Детство - критический период в развитии человека: дети, растущие в бедности, с меньшей вероятностью будут успешны в учебе, здоровы и полностью реализуют свой потенциал во взрослой жизни. Тем не менее с начала 90-х гг. при стабилизации общих относительных показателей бедности более чем в половине стран ОЭСР детская бедность увеличилась. Причины более менее очевидны: два основных социальных института, определяющих экономическое положение подрастающего поколения - рынок труда и семья

- в последние годы сильно изменились. Межстрановые различия в объеме и глубине детской бедности определяются различиями в составе семей, уровне занятости родителей, интенсивности их работы. Хотя риск бедности наиболее высок в семьях, где родители не имеют работы, но занятость не обеспечивает достаточной защиты для выхода из состояния бедности.

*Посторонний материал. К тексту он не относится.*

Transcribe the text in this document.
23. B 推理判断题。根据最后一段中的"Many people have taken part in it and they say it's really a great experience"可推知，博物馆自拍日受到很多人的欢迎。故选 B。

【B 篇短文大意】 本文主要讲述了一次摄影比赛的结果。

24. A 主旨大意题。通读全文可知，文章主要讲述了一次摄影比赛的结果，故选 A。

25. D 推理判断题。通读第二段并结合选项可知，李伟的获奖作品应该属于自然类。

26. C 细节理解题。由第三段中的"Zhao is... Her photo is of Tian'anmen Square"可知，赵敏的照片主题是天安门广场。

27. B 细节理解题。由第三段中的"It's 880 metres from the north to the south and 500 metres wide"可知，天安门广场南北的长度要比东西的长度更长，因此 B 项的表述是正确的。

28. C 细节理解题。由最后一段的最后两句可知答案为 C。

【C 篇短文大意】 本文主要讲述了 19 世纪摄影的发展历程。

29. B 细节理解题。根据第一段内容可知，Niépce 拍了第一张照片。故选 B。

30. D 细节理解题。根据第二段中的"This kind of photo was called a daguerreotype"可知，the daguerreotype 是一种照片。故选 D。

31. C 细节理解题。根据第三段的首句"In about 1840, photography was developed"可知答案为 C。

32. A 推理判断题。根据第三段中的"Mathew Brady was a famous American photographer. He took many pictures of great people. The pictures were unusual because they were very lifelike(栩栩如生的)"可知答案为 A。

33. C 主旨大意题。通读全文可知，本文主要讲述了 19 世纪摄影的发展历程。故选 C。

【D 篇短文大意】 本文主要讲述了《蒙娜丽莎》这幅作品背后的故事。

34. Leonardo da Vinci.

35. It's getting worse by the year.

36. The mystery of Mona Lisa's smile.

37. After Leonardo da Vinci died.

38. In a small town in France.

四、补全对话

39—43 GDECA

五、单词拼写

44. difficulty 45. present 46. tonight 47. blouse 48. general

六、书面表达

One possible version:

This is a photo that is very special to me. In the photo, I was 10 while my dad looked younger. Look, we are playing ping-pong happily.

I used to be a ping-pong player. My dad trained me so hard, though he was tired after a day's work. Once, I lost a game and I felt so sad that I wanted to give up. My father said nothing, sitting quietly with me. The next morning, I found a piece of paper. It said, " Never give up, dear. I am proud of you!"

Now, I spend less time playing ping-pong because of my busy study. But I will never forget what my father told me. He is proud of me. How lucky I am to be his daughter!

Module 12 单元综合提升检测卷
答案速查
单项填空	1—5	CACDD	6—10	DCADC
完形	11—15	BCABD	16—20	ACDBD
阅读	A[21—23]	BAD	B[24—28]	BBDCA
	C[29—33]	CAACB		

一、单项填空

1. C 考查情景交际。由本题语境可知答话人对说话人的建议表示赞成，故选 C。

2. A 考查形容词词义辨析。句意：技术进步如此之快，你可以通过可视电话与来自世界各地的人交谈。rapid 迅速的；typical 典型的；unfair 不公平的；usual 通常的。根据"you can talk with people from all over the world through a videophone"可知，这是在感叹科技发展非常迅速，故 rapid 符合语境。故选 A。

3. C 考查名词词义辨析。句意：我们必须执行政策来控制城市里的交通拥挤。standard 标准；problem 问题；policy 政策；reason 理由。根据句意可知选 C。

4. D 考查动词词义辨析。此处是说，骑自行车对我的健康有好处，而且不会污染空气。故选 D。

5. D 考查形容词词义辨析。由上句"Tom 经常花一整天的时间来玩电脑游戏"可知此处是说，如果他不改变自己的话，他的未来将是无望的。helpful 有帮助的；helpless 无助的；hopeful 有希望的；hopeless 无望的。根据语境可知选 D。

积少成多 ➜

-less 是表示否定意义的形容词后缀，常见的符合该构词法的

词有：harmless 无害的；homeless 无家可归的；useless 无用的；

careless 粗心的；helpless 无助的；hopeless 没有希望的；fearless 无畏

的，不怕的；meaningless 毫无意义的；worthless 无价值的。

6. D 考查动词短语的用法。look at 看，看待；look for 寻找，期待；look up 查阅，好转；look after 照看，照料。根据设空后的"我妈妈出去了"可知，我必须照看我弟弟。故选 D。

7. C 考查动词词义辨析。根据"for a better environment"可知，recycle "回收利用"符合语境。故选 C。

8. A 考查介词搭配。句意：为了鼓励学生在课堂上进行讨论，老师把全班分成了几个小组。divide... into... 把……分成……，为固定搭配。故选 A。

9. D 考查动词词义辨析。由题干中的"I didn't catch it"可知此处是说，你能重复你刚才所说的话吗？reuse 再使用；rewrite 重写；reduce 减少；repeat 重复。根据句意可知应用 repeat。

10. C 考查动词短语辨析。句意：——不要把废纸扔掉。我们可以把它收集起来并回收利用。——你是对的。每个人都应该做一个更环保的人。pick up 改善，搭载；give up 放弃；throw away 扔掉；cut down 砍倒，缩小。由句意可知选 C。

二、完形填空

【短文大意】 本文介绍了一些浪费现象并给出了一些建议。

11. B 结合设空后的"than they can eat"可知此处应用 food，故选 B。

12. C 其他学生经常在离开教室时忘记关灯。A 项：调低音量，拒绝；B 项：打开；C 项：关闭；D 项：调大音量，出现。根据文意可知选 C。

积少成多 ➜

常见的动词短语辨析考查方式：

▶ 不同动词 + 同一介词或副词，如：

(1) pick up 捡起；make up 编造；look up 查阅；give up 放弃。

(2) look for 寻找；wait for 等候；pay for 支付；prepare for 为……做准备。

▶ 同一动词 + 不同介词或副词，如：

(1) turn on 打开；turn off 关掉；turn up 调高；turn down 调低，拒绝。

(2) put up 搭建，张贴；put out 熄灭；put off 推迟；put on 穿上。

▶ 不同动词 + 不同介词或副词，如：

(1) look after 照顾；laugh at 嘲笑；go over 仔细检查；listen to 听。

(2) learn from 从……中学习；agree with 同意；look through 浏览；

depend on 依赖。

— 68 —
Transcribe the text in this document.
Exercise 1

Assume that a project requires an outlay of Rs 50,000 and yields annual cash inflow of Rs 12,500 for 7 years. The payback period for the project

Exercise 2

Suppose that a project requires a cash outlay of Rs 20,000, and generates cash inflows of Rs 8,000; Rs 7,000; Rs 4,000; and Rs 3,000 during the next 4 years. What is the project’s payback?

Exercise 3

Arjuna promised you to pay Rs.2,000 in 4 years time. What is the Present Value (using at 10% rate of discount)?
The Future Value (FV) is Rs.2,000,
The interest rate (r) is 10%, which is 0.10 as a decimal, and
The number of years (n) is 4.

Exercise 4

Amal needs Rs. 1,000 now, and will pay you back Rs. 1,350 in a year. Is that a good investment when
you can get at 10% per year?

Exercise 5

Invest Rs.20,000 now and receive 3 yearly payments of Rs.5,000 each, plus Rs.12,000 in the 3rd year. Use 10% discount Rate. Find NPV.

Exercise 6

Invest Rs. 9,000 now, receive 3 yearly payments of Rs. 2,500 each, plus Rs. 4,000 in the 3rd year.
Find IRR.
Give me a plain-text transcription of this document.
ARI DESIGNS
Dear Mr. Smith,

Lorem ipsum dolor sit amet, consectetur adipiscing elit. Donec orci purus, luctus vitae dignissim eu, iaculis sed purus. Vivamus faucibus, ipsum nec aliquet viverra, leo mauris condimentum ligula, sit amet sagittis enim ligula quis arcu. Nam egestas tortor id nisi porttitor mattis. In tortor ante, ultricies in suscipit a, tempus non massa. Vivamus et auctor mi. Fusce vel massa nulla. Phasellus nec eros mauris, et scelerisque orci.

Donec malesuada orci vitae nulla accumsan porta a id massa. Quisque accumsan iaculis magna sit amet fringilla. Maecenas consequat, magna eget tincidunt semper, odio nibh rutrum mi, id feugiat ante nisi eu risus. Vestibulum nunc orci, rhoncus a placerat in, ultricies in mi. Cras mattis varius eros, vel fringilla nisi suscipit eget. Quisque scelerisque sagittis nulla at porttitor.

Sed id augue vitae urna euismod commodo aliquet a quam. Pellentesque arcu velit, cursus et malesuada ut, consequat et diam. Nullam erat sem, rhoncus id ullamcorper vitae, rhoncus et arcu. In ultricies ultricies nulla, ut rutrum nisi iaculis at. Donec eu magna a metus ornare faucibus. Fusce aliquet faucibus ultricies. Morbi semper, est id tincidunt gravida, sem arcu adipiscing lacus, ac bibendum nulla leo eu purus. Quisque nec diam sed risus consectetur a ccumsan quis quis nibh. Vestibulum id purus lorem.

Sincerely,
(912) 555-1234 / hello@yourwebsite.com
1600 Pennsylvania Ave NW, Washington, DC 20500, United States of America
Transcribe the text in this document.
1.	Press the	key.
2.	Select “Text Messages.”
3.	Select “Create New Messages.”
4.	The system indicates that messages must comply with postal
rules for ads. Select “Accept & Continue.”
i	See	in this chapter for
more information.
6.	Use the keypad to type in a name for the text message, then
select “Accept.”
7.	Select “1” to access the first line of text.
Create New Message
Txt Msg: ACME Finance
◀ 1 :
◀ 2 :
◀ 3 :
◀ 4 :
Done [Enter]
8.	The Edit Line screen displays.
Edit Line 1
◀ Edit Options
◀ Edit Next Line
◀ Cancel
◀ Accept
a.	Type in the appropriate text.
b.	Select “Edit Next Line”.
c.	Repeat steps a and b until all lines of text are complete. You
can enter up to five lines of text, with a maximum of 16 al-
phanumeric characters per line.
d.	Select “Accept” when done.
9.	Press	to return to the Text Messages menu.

Страны с низким уровнем детской бедности (менее 5% - в основном Скандинавские государства) сочетают низкий уровень семейной безработицы с эффективной перераспределительной политикой (использование целевой поддержки вместе с универсальными детскими пособиями) и развитием сферы социальных услуг. Высокие показатели бедности среди детей (выше среднего уровня 13%) и выше показателей по всему населению отмечаются в государствах англо-саксонской группы (США, Канада) и странах Южной Европы (Италия, Испания), где выше не только показатели объема, но и глубины бедности [Thevenon, 2018. P. 15]. Сложно найти оптимальный баланс между защитой семьи с детьми и «ловушкой бедности», дестимулирующей поиск работы взрослыми членами семьи. Во многих странах социальные пособия переводятся из системы гарантированного минимального дохода в систему социальной поддерживающей сети, гарантирующей получение пособия при наличии занятости. Но данный переход оставляет незащищенными семьи при возникновении периодической незанятости. Еще один вопрос: что эффективнее - денежные пособия или социальные услуги? Существует ряд аргументов в пользу предоставления помощи в натуральной форме, которая автоматически корректируется в соответствии с инфляцией и больше отвечает потребностям детей. Но помощь в натуральной форме обходится дороже государству, чем денежные пособия.

Социальное государство или государство участия?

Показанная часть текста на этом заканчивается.